Background: Placement of right precordial leads in higher intercostal spaces (EEP-ECG) improves the detection of Brugada Syndrome (BrS). Given the potential difficulty of lead placement and the transient nature of BrS ECG patterns, we developed a model to predict EEP-ECG from a standard 12‑lead ECG.

Objective: To create and validate a model that derives EEP-ECG leads from a standard 12‑lead ECG.

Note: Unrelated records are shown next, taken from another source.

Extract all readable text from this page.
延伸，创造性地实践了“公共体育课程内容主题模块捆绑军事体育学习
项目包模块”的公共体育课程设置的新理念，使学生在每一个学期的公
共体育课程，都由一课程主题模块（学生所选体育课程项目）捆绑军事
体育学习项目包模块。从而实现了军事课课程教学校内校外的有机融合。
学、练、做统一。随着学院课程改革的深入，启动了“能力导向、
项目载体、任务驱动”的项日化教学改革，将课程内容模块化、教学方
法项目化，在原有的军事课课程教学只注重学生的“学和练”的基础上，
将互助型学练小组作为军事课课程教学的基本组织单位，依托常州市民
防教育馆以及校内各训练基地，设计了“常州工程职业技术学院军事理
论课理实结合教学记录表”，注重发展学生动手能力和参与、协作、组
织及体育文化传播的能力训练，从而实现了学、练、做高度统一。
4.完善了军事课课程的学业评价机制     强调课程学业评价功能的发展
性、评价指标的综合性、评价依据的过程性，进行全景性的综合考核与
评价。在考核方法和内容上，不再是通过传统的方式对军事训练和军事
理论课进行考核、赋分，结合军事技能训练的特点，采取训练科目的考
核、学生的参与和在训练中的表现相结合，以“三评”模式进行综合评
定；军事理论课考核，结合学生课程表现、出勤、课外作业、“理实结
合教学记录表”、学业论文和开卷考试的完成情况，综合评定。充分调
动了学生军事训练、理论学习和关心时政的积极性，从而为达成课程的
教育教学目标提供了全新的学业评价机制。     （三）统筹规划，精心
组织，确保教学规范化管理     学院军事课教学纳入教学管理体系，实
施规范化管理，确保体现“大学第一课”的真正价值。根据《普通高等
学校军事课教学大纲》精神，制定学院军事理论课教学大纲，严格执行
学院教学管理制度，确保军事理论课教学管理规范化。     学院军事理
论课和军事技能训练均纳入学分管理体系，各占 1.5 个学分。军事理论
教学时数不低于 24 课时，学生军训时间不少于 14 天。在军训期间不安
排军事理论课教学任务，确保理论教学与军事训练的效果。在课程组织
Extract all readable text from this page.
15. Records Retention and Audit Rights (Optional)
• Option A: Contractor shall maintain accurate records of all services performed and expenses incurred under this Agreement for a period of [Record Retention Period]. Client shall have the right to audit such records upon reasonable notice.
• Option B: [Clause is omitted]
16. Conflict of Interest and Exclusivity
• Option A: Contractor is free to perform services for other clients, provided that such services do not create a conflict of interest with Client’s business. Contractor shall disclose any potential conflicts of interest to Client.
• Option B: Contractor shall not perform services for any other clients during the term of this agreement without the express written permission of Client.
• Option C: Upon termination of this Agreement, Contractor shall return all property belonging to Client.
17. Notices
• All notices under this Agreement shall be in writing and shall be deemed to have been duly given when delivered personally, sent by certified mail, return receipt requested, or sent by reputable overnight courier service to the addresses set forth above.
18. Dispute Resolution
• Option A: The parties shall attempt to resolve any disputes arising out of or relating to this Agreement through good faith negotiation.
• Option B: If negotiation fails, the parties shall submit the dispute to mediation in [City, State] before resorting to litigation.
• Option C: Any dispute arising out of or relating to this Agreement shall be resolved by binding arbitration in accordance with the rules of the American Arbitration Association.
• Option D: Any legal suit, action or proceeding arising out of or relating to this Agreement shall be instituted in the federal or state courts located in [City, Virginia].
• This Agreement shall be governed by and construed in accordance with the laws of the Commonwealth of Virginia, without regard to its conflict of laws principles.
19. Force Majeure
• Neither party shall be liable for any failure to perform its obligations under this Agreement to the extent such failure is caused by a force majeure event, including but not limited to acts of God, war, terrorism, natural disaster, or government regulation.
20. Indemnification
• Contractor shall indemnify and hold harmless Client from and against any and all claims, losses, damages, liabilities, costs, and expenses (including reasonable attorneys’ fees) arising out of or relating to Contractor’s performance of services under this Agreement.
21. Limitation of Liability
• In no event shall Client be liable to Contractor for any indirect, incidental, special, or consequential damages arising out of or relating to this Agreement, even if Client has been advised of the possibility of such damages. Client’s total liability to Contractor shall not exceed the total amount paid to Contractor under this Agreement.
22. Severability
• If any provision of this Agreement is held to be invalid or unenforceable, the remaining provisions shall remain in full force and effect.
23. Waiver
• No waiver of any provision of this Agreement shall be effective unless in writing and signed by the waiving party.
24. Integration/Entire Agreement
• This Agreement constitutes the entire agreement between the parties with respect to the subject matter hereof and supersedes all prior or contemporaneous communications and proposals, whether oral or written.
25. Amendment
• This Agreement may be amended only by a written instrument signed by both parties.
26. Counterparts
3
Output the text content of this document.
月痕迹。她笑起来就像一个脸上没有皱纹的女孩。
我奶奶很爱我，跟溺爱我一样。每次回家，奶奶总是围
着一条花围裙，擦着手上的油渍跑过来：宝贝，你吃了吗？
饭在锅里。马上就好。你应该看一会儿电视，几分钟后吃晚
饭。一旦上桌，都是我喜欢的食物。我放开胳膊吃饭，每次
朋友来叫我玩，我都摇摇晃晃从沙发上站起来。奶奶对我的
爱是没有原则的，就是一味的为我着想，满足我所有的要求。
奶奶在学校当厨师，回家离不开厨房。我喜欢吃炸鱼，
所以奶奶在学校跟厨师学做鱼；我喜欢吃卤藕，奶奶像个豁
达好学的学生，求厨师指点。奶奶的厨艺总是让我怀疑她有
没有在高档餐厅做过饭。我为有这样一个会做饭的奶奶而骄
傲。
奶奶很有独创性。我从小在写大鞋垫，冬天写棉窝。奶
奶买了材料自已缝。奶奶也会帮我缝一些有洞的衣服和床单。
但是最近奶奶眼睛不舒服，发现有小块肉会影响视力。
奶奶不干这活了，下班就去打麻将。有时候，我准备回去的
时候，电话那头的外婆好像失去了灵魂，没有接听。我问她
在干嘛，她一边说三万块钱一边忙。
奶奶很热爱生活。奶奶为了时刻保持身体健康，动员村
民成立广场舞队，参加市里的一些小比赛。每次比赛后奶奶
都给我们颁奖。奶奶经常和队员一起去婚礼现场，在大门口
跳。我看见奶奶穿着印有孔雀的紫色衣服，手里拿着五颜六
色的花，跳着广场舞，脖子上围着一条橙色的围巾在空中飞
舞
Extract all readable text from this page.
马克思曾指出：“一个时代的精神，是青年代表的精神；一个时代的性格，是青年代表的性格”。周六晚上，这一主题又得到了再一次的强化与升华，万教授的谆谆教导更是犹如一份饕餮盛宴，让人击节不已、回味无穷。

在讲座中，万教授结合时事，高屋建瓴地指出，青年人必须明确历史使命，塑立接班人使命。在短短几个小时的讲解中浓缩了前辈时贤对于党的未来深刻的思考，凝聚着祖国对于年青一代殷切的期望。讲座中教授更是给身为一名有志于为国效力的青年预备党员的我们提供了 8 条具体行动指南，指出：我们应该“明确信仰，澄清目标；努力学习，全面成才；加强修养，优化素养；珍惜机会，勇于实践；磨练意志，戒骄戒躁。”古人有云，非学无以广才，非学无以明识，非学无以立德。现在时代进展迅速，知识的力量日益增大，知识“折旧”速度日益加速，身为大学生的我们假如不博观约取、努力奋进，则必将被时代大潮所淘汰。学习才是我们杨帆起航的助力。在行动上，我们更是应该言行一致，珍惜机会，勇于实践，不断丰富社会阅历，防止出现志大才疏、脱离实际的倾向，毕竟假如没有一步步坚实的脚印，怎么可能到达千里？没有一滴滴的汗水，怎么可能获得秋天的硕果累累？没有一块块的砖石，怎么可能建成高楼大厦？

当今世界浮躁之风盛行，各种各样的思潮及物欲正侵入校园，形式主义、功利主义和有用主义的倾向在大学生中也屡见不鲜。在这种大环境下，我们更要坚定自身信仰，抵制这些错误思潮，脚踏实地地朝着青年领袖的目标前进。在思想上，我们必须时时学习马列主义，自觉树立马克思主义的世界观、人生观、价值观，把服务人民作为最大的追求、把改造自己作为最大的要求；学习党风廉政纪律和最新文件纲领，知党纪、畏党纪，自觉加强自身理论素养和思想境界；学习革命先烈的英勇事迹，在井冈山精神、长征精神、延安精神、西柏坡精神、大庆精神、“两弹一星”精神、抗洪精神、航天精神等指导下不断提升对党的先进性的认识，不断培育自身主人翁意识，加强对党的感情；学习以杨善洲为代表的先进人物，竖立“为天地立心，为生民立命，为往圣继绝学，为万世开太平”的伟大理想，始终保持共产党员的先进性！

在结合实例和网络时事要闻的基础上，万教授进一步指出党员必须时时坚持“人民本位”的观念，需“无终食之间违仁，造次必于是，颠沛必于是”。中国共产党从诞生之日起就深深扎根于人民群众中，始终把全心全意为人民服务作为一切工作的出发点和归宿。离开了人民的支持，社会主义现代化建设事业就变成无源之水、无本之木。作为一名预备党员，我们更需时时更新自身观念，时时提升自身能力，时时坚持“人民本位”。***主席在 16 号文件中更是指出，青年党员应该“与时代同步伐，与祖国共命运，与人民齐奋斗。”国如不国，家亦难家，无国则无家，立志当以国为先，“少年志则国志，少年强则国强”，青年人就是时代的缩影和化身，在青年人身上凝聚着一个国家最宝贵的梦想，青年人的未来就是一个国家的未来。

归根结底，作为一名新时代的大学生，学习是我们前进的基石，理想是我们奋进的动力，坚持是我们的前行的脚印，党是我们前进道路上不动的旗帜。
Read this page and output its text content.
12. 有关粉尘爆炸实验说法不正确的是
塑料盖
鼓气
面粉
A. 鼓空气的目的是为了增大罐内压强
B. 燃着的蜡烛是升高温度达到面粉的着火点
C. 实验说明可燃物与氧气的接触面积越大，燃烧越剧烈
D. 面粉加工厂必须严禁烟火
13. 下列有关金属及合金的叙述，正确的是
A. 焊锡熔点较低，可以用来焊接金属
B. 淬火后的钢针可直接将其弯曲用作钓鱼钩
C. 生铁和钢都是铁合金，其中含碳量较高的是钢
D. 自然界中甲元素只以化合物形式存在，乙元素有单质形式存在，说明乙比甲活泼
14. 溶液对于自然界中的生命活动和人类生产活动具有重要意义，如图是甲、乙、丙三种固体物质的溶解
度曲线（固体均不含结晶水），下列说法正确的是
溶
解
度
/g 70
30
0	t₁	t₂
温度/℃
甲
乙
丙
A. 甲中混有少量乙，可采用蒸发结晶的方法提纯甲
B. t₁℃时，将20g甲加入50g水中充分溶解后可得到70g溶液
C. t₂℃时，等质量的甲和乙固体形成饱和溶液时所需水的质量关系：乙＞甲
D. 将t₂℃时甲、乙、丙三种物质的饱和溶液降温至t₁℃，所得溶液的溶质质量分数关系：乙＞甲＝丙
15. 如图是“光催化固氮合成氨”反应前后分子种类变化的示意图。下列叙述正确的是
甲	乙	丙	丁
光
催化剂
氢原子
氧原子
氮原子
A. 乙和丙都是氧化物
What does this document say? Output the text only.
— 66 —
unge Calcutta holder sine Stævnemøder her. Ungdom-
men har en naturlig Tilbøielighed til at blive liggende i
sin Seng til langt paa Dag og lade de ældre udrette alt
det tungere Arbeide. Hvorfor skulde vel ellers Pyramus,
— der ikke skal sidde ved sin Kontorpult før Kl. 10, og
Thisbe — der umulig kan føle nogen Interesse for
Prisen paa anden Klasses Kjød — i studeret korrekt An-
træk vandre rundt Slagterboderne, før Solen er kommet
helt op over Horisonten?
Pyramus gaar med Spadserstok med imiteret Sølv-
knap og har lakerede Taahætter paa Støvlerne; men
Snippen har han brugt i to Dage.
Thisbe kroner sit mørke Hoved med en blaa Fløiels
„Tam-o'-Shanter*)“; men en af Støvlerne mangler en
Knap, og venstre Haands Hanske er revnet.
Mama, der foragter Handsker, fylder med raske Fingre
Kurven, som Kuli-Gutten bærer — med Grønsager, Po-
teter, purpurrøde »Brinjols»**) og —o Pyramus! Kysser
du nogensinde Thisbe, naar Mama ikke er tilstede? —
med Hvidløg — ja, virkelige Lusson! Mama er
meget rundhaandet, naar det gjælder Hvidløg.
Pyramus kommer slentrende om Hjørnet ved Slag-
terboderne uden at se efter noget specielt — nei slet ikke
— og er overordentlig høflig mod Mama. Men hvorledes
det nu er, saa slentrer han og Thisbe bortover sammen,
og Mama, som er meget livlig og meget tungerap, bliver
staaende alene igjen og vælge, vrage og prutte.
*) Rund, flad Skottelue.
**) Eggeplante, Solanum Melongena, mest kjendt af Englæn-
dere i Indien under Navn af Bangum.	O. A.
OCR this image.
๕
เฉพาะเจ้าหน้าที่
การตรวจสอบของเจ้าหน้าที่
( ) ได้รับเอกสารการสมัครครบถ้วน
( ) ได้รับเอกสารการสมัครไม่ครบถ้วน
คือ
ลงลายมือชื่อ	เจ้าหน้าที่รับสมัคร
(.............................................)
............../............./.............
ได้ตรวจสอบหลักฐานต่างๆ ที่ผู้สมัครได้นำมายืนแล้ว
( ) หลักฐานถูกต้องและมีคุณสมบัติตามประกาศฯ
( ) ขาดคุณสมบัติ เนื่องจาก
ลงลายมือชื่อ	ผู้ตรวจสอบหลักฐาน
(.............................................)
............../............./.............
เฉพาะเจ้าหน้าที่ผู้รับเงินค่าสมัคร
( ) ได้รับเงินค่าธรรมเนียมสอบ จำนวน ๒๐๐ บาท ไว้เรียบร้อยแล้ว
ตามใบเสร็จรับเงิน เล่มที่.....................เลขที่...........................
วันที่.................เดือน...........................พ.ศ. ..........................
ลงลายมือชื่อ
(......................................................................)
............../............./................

Methods: We recorded 16 channel ECGs (12 standard leads plus 4 elevated leads in the 2nd and 3rd intercostal spaces) using two identical ECG recorders. A linear regression model was developed from the ECG data in the training group. This model was subsequently used to predict EEP-ECG in the validation group. Accuracy of the model was evaluated by comparing the derived leads to the actually recorded leads. Comparison was done using correlation coefficients and visual assessment by two cardiologists on a scale of 1-3.

Results: The study included 42 participants (22 in the training group, 20 in the validation group), including 8 BrS patients. The model showed strong correlation (r > 0.85) between actual and predicted leads for 76 of 80 leads. Visual assessment yielded an average score of 2.44 ± 0.68. The model has been made available as an online tool for automatic derivation of EEP-ECG from a standard 12‑lead ECG (http://eep-ecg.in/).

Conclusion: We developed a linear model to derive elevated ECG leads from standard 12‑lead ECGs. The model predicts EEP-ECG with reasonable accuracy. This model can be useful in diagnosing BrS in new or existing ECGs.